The chance of hospitalization due to a significant medical condition resulting from COVID-19 under the age of 30 is negligible… In light of the lowest risk data from COVID-19 (even lower than winter viruses at this stage), and considering the concerning data emerging about the vaccine’s side effects, notably myocarditis, there must be an immediate suspension of the vaccination campaign for all individuals up to the age of 30 (including of course the children aged 12 to 15 who appear to be at even greater risk)

‘In the name of the legacy of Hippocrates, Maimonides, and Asaph the Physician, we call upon you to prevent unnecessary risk — “first do no harm”: Suspend the vaccination of young and healthy children who are not at risk from COVID-19.’

Doctors for Covid Ethics (DCE)

DCE is a group of over 200 senior and eminent doctors, scientists, and allied disciplines from all corners of the globe who have written to the European Medicines Agency (EMA) executive director, the President of the Council of Europe, and to the President of the European Commission. Their indictment of the EMA is damning:

‘We are dismayed that you choose to respond to our request for crucially important information in a dismissive and unscientific manner. Such a cavalier approach to vaccine safety creates the unwelcome impression that the EMA is serving the interests of the very pharmaceutical companies whose products it is your pledged duty to evaluate… Given the potential for adverse effects, potentially fatal ones, it is completely inappropriate and unacceptable that EMA permits these products, which hold only emergency use authorisations, to be administered to younger (<60y) people who are healthy, as they are at unmeasurable risks from SARS-CoV-2.

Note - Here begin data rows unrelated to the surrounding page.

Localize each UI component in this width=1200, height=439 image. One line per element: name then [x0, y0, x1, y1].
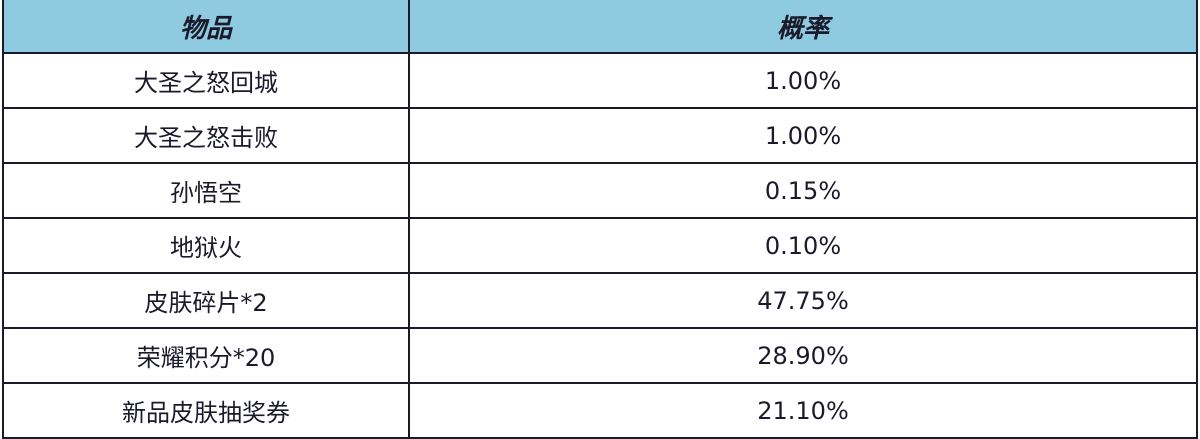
item-cell: 皮肤碎片*2	[2, 272, 410, 329]
header-item: 物品	[2, 0, 410, 54]
item-cell: 地狱火	[2, 217, 410, 274]
item-cell: 孙悟空	[2, 162, 410, 219]
item-cell: 新品皮肤抽奖券	[2, 382, 410, 439]
probability-cell: 21.10%	[408, 382, 1198, 439]
probability-cell: 0.10%	[408, 217, 1198, 274]
table-header: 物品 概率	[2, 0, 1198, 54]
table-row: 地狱火 0.10%	[2, 217, 1198, 274]
table-row: 大圣之怒回城 1.00%	[2, 52, 1198, 109]
table-row: 孙悟空 0.15%	[2, 162, 1198, 219]
table-row: 大圣之怒击败 1.00%	[2, 107, 1198, 164]
item-cell: 荣耀积分*20	[2, 327, 410, 384]
probability-cell: 47.75%	[408, 272, 1198, 329]
table-row: 皮肤碎片*2 47.75%	[2, 272, 1198, 329]
probability-cell: 0.15%	[408, 162, 1198, 219]
table-row: 荣耀积分*20 28.90%	[2, 327, 1198, 384]
header-probability: 概率	[408, 0, 1198, 54]
probability-cell: 28.90%	[408, 327, 1198, 384]
item-cell: 大圣之怒击败	[2, 107, 410, 164]
item-cell: 大圣之怒回城	[2, 52, 410, 109]
probability-cell: 1.00%	[408, 107, 1198, 164]
probability-cell: 1.00%	[408, 52, 1198, 109]
table-row: 新品皮肤抽奖券 21.10%	[2, 382, 1198, 439]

‘…Of equal importance, you are bound by duty to investigate whether reasons exist for the waves of deaths that have occurred following “vaccination” of elderly residents in care and senior homes. Or are you asserting that dangers of “vaccine”-derived thrombotic events are limited to younger individuals? If not, restricting their use solely in one age group — as decided upon in Germany — equates with nothing less than monstrous, condoned genocide of the other.

‘In closing, failure to inform “vaccine” recipients of the risks and negligible benefits outlined here represents serious violations of medical ethics and citizens’ medical rights. Those violations are especially grave as all the risks we describe can be expected to increase with each re-vaccination, and each intervening coronavirus exposure.

‘…Either the EMA lacks the subject-matter expertise to appreciate the molecular science of this reality, or it lacks the medical ethics to act accordingly.

‘…Misleading populations into accepting investigational agents such as the gene-based COVID-19 “vaccines”, or coercing them through “vaccine passports”, constitutes clear and egregious violations of the Nuremberg Code. The Nuremberg Code mandates voluntary informed consentwithout the intervention of any element of force, fraud, deceit [or] duress”. We remind the EMA that Nuremberg violations constitute crimes against humanity under the Geneva Convention. Crimes against humanity are deemed “the worst atrocities known to mankind”, and are prosecuted under the Rome Statute of the International Criminal Court.

Given the hundreds of millions and eventually billions of people who may be coerced into accepting these agents, the EMA, in persistently shrinking from open debate and the truth, will be seen by lawyers and historians as having actively assisted in crimes against humanity, with the full weight of the implications to all involved.

‘…Your responsibility to those citizens includes ensuring that they are informed of the adverse event risks of every such treatment. To date you have failed to do so, and have instead misled the public on the reality of the “vaccines’” risk-benefit profile. ‘If you continue to conceal the truth, efforts will be made to bring this to light and to see that justice is done. For the sake of the injured and the dead, and to protect further lives from similar fates.’